Pamantasan ng Lungsod ng Maynila College of Law
- Type: Public
- Established: 1989
- Dean: Atty. George Erwin Garcia
- Address: Gusaling Katipunan, PLM Campus, Manila, Philippines
- Website: http://www.plm.edu.ph/

= PLM College of Law =

Public college in Manila, Philippines

The College of Law of the Pamantasan ng Lungsod ng Maynila (PLM) in Manila, Philippines is one of the two Professional schools of the University. Its current dean is Ernesto P. Maceda Jr., former Vice Mayor and City Councilor of Manila. It is located in Gusaling Katipunan.

==Faculty==
High-profile legal personalities have joined the College of Law teaching staff, like former Senator Ernesto Maceda in the legislation and public governance and lawyer Katrina Legarda for family law. Also part of the faculty is former Dean and Acting University President Jose M. Roy III, who served as Commissioner and Executive Director of the Preparatory Commission on Constitutional Reforms.

==Admission==
An applicant who passes the Admission Test will be informed of the date of interview. Non-response within five days and/or his/her non-appearance will cause forfeiture of slot in the College. The Committee on Admission reserves the right to deny the admission of an applicant if the above requirements and all other admission criteria are not satisfactorily complied with.
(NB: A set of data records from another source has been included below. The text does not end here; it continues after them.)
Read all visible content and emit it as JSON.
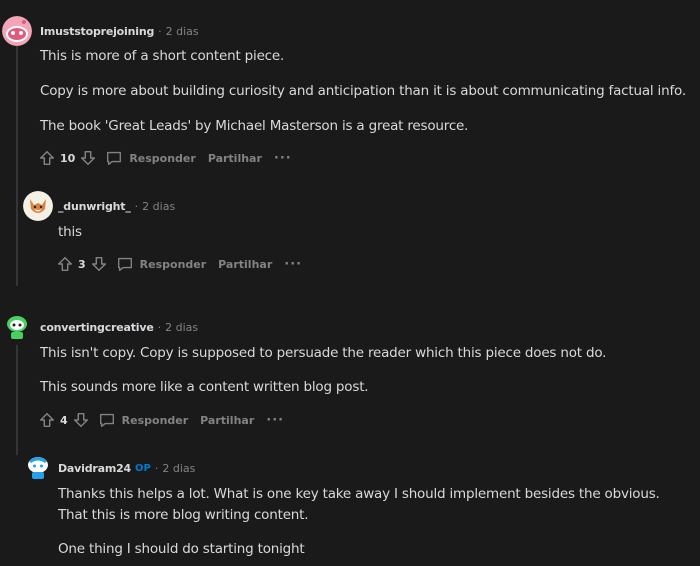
{
  "comments": [
    {
      "username": "Imuststoprejoining",
      "time": "2 dias",
      "avatar_icon": "pink-snoo-avatar-icon",
      "paragraphs": [
        "This is more of a short content piece.",
        "Copy is more about building curiosity and anticipation than it is about communicating factual info.",
        "The book 'Great Leads' by Michael Masterson is a great resource."
      ],
      "votes": "10",
      "reply_label": "Responder",
      "share_label": "Partilhar",
      "more_label": "···"
    },
    {
      "username": "_dunwright_",
      "time": "2 dias",
      "avatar_icon": "fox-avatar-icon",
      "paragraphs": [
        "this"
      ],
      "votes": "3",
      "reply_label": "Responder",
      "share_label": "Partilhar",
      "more_label": "···"
    },
    {
      "username": "convertingcreative",
      "time": "2 dias",
      "avatar_icon": "green-snoo-avatar-icon",
      "paragraphs": [
        "This isn't copy. Copy is supposed to persuade the reader which this piece does not do.",
        "This sounds more like a content written blog post."
      ],
      "votes": "4",
      "reply_label": "Responder",
      "share_label": "Partilhar",
      "more_label": "···"
    },
    {
      "username": "Davidram24",
      "op_badge": "OP",
      "time": "2 dias",
      "avatar_icon": "blue-snoo-avatar-icon",
      "paragraphs": [
        "Thanks this helps a lot. What is one key take away I should implement besides the obvious. That this is more blog writing content.",
        "One thing I should do starting tonight"
      ]
    }
  ],
  "separator": "·",
  "colors": {
    "background": "#1a1a1b",
    "text": "#d7dadc",
    "muted": "#818384",
    "op_badge": "#0079d3",
    "thread_line": "#343536"
  }
}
Admission decision will be based on the result of the evaluation of all the required documents, as well as the entrance examination and the interview. The Committee on Admission shall submit to the Dean of the College its recommendation for his review and final recommendation to the President of the University. Any evidence of fraud, misrepresentation, or non-disclosure by the applicant of any information relative to the requirements shall be ground for the cancellation of his admission or enrollment.